The district’s attendance data did show some positive trends. Some elementary schools had high attendance averages in November, with Emerson Elementary School at 98% and Meadowlark Elementary at 97%, both higher than last year’s average, and Beacon Heights at 97%, which was consistent with that school’s average for all of last year, according to state data.

Average attendance for the district’s traditional high schools — East, West and Highland — hovered in the 80% range in November, with Highland at 84.3%, East at 82.6% and West at 80.9%, according to district data.

Peter Gardner, a high school senior, said fewer of his classmates show up to Zoom classes each day.

“I’m worried they’re starting to disconnect from online school and I wonder if they’re OK,” he said.

Tucker McCormick, a ninth grader at East High School, said he prefers to be in school with friends and learn from teachers in person. If people follow safety protocols, in-school learning could resume, he said.

“I definitely don’t want to get (COVID-19), but I think if everyone just wears a mask, I (would) feel comfortable,” he said.

McCormick noted that it’s been nine months since Salt Lake students have been in their schools between last spring’s soft closures and the school board decision to start the school year by remote.

“I’m so sick of it. It’s hard to focus. My parents work and I just hang out by myself. It’s depressing,” he said.

The Salt Lake School Board voted recently to allow elementary students to return to in-person learning in phases starting in January, but did not act on a specific plan for middle or high school students. The board’s next scheduled meeting is Jan. 5.
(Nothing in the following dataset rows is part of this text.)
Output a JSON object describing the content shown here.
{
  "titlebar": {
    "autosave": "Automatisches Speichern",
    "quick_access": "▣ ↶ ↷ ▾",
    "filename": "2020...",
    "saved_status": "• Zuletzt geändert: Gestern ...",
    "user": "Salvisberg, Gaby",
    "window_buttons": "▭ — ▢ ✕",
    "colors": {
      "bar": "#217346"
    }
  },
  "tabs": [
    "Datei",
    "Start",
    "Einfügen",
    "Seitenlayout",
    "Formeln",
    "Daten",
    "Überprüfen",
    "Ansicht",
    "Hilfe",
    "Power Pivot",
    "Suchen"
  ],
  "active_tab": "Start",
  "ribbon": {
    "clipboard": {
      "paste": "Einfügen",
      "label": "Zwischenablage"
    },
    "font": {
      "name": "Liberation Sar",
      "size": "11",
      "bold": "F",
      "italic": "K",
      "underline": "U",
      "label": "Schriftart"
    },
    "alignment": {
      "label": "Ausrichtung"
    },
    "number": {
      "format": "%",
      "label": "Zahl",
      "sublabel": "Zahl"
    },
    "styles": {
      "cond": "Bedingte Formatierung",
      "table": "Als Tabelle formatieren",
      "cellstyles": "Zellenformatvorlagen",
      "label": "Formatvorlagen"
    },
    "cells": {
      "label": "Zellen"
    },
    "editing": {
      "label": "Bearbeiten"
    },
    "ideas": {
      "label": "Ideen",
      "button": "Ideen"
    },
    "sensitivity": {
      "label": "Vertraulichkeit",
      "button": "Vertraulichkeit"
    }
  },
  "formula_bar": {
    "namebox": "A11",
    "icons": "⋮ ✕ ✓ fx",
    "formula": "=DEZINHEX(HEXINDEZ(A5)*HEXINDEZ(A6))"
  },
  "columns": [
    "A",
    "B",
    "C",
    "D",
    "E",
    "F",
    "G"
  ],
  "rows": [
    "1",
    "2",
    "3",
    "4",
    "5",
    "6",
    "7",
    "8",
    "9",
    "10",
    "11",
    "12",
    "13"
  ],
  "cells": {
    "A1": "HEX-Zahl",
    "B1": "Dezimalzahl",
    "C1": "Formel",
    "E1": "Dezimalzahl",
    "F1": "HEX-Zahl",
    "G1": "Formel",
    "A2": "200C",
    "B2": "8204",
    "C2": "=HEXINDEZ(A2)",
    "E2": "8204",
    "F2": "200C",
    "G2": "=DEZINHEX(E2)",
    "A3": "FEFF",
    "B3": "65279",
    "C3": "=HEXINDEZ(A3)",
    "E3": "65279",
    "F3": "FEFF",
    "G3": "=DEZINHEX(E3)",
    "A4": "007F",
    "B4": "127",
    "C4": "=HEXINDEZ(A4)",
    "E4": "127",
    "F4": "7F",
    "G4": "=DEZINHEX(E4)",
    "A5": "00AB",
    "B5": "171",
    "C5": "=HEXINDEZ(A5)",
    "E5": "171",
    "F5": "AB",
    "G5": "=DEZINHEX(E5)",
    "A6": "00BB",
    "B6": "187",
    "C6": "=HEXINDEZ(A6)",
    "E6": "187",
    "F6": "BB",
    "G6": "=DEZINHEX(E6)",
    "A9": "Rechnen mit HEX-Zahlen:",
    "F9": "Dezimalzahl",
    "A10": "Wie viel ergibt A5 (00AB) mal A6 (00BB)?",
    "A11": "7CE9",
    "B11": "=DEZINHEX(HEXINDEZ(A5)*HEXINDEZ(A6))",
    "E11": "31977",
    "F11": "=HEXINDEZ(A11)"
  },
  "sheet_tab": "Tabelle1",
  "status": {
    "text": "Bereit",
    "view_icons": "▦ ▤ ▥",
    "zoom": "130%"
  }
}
Parent Emily Bell McCormick said even a hybrid schedule “would be so much better than nothing at all.”

She wants kids back in school despite rising COVID-19 cases but wants online learning to still be available for students or families dealing with compromised health.

Giving kids a controlled atmosphere would be preferable to students doing whatever they want away from school.

“A lot of the studies that are coming out now are showing that it’s not the school setting where kids are typically getting it because in the school setting, they have to abide by certain safety protocols. The problem is, these kids are getting together after school and hanging out anyway because they are going nuts. So they’re not using those safety protocols when they’re together,” she said.

Interim Superintendent Larry Madden did not address issues raised at the rally specifically but said in a statement that “the district has always been supportive of students engaging in their communities and safely exercising their First Amendment rights. Today’s student rallies are no exception.

“We welcome student voices — especially on issues that directly impact them — and encourage our students to continue to speak out on issues that are important to them.”